If a feature or function is important to you, have the vendor demonstrate to your satisfaction exactly how the software addresses the problem. If the vendor cannot demonstrate the feature or function, the new feature may still be under development or (worse) being considered by product development. You also should inquire whether the capability being demonstrated is part of the existing product, planned for a future release, or will be added to a future enhancement release. If the capability is not in the current product, be sure to assess the likelihood that the functionality will be available in the time frame required. Be skeptical. The easiest product to create in the world is a data sheet.

• The client must accept responsibility for implementation through involvement.

Every consulting engagement should contain one overriding goal: client self-sufficiency. In order for a client to become self-sufficient, there must be one or more people who will take over responsibility for day-to-day management of the application. It is impossible to make the hand-off if no one is available to take the ball. Every information technology project plan should include an exit plan for the consultant. If the client is unwilling to accept ownership, this can contribute to disaster.

• Inadequate budgeting for training and conversion from existing application environments.

When a company rolls out a new application, there is only one opportunity to make a first impression. The user’s initial impressions will be very difficult to change. If inadequate training and support budget is available, the users will never embrace the new technology.

During training, it is important to properly set expectations about problems the users will encounter such as performance problems, known bugs, application enhancements being made, etc. If you try to conceal defects, the users will have little faith in your appreciation for their needs.

As most information technology projects take longer and cost more than anticipated, the efforts at the end of the project are short-changed. The likely budgetary targets are the training budgets. Resist the temptation to cut corners here.

• Conclusion

I hope that these ideas are helpful for you and your clients. If it seems that I view software vendors with some skepticism, I plead “guilty.” In more than a few instances, I have been called to clean up the mess left behind in board rooms by software sales people setting unrealistic expectations.

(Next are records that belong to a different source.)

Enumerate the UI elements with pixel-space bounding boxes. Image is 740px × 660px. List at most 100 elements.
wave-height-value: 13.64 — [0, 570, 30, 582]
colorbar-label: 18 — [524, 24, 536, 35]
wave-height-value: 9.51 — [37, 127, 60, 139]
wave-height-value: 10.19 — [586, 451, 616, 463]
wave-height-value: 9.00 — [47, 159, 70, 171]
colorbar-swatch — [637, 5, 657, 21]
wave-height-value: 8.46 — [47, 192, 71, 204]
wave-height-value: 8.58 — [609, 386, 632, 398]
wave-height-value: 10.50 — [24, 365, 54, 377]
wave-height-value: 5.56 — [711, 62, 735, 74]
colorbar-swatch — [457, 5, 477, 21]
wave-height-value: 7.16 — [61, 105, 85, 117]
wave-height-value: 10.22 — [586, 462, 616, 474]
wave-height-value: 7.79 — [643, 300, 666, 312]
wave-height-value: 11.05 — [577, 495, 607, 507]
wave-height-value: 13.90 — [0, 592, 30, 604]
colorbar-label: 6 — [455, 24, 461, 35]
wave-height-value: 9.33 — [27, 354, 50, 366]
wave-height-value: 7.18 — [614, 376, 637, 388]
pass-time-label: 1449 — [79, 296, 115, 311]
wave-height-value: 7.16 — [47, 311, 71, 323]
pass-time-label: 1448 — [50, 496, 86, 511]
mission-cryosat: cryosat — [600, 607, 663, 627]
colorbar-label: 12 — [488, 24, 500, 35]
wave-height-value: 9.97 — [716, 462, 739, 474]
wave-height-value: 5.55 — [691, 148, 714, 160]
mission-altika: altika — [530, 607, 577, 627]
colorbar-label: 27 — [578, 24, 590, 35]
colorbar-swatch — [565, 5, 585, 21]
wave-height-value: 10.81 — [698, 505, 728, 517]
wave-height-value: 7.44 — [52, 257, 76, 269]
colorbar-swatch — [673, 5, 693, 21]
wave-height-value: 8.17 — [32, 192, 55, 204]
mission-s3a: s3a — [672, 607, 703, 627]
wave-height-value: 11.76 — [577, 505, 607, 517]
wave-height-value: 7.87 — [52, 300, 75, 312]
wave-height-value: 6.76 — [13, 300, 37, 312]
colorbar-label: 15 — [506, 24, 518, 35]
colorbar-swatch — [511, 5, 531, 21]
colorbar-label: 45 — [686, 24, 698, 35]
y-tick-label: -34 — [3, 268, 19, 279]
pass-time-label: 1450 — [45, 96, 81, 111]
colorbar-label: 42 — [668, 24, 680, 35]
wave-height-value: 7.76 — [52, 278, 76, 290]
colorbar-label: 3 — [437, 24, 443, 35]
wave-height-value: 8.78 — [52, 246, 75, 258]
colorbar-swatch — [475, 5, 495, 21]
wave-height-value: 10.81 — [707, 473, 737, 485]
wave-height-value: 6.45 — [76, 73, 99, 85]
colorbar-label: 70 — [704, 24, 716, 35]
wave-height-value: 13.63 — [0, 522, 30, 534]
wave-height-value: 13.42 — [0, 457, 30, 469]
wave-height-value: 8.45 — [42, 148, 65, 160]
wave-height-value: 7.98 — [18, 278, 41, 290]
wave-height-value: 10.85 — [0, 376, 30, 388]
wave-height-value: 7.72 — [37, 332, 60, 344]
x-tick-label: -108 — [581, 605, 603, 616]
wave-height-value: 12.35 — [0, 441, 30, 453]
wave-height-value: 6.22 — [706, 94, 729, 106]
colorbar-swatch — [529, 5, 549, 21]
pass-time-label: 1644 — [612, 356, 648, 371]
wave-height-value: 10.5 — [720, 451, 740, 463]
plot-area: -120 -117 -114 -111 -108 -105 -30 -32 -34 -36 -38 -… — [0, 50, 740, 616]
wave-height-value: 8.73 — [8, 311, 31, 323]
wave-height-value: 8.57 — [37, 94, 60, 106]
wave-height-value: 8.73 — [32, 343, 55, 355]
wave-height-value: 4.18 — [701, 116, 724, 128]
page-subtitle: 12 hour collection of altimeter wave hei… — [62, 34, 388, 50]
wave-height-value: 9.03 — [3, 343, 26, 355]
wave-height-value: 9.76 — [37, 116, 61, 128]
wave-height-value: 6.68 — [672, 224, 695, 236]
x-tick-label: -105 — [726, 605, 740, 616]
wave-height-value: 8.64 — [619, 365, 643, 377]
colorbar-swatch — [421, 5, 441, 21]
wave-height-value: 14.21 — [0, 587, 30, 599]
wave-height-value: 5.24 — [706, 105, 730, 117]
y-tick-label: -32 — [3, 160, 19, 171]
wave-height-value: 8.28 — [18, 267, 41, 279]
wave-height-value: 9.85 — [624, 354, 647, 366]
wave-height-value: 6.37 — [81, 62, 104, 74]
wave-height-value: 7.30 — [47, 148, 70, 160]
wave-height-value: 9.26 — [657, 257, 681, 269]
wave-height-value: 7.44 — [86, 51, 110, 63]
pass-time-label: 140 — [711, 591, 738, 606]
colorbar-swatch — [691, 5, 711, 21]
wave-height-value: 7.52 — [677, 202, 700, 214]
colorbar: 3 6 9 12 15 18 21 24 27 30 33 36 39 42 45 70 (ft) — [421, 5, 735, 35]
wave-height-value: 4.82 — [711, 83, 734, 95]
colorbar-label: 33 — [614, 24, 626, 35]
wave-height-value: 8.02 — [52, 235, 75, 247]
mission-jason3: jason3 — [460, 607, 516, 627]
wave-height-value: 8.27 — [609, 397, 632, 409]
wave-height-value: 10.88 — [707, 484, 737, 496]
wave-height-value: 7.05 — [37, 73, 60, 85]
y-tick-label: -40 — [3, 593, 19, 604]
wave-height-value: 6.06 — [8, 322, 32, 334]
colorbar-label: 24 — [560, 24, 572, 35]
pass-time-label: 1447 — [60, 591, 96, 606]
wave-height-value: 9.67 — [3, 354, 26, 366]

Do software vendors act unethically? In some instances, the answer is clearly “yes.”

Several years ago, I asked a panel of software vendors why each of their companies had added a feature on their data sheets when none of them had the ability to support such functionality. One panelist responded that in the vast majority of sales situations, the vendor’s price for saying “no” would have meant exclusion from future consideration as a software vendor. When a competitor added the functionality, each vendor “added the functionality” to their data sheets.

When it comes to information technology projects, the watch words are caveat emptor-buyer beware.